Recommendations for an increased focus on routine screening of psychosocial problems in primary care have been echoed by numerous expert panels and medical bodies that include the American Academy of Pediatrics (AAP), American Medical Association, American Academy of Family Physicians, National Association of Pediatric Nurse Practitioners, US Preventive Services Task Force, and Society for Adolescent Medicine. The AAP Task Force on Mental Health recently released new guidelines and tools to improve the incorporation of mental health screening tools into pediatric practice
Routine screening for psychosocial problems in pediatrics has also become a matter of policy in the guidelines for Medicaid (Adams et al., 1998), the health insurance program that provides healthcare for twenty million of the nation’s poorest children (USDHHS, 1997).

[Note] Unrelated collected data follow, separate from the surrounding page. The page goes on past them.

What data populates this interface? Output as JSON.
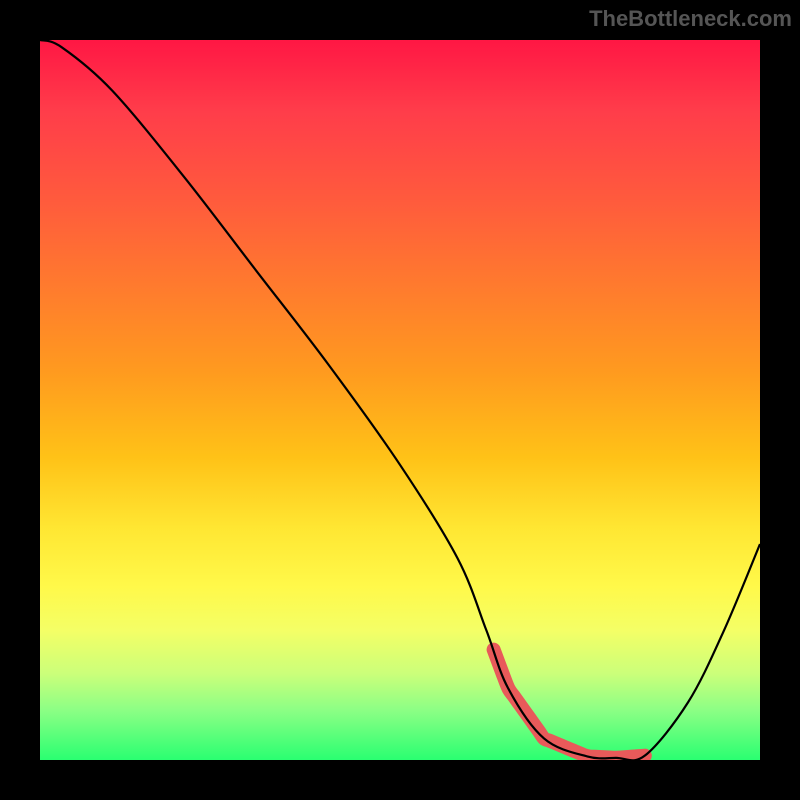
{
  "watermark": "TheBottleneck.com",
  "chart_data": {
    "type": "line",
    "title": "",
    "xlabel": "",
    "ylabel": "",
    "xlim": [
      0,
      100
    ],
    "ylim": [
      0,
      100
    ],
    "grid": false,
    "series": [
      {
        "name": "bottleneck-curve",
        "x": [
          0,
          3,
          10,
          20,
          30,
          40,
          50,
          58,
          62,
          65,
          70,
          76,
          80,
          84,
          90,
          95,
          100
        ],
        "y": [
          100,
          99,
          93,
          81,
          68,
          55,
          41,
          28,
          18,
          10,
          3,
          0.5,
          0.3,
          0.6,
          8,
          18,
          30
        ]
      }
    ],
    "highlight_range_x": [
      63,
      84
    ],
    "background": "rainbow-gradient",
    "description": "V-shaped curve over vertical heat gradient (red at top → green at bottom). Minimum around x≈78. Pink thick segment marks the low-bottleneck zone roughly x∈[63,84]."
  }
}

The settlement the Rosie D lawsuit in Massachusetts (Goldberg, 2007; Kuhlthau, 2011) was merely the latest in a series of legal challenges in more than a dozen states, all of which have come to the same conclusion, namely that screening for mental health and developmental problems MUST be a part of all well-child visits covered by Medicaid under its Early Periodic Screening Diagnosis and Treatment program (Semansky et al., 2003).

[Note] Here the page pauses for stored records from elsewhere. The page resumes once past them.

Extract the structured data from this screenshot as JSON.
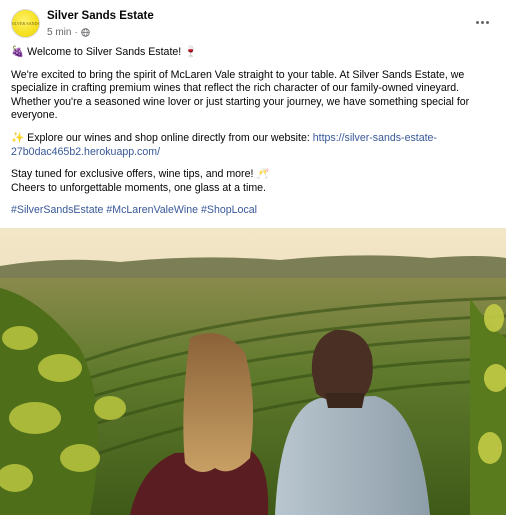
{
  "post": {
    "page_name": "Silver Sands Estate",
    "avatar_text": "SILVER SANDS",
    "time": "5 min",
    "separator": "·",
    "more_icon": "more-horizontal-icon",
    "privacy_icon": "globe-icon",
    "greeting": {
      "emoji_start": "🍇",
      "text": " Welcome to Silver Sands Estate! ",
      "emoji_end": "🍷"
    },
    "intro_lines": [
      "We're excited to bring the spirit of McLaren Vale straight to your table. At Silver Sands Estate, we",
      "specialize in crafting premium wines that reflect the rich character of our family-owned vineyard.",
      "Whether you're a seasoned wine lover or just starting your journey, we have something special for",
      "everyone."
    ],
    "explore": {
      "emoji": "✨",
      "text": " Explore our wines and shop online directly from our website: ",
      "link_part1": "https://silver-sands-estate-",
      "link_part2": "27b0dac465b2.herokuapp.com/"
    },
    "closing_lines": [
      "Stay tuned for exclusive offers, wine tips, and more! 🥂",
      "Cheers to unforgettable moments, one glass at a time."
    ],
    "hashtags": [
      "#SilverSandsEstate",
      "#McLarenValeWine",
      "#ShopLocal"
    ]
  },
  "photo": {
    "description_colors": {
      "sky": "#efe2c2",
      "hills": "#6f7a4a",
      "vines": "#4d6a22",
      "foliage": "#a7b83a"
    }
  },
  "colors": {
    "link": "#385898",
    "secondary_text": "#65676b"
  }
}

One way to maintain efforts to find and intervene for children with psychosocial problems in the face of numerous financial and logistical barriers is to use brief parent-completed screening questionnaires, such as the PSC, as part of routine primary care visits to facilitate recognition and referral (Sturner, 1991). To improve the accuracy and efficiency of psychosocial surveillance it is important to use formal screening measures in addition to observation and interview. Having parents complete a simple questionnaire may improve the accuracy of the screening process while empowering them and conserving valuable professional resources. Parents can use this as an opportunity to provide information that they would not have otherwise not shared and by doing so provide more complete information with a small investment of professional time. A further advantage to screening using a parent-report measure like the PSC is heightening physicians' awareness and facilitating parent-physician discussions of pediatric mental health.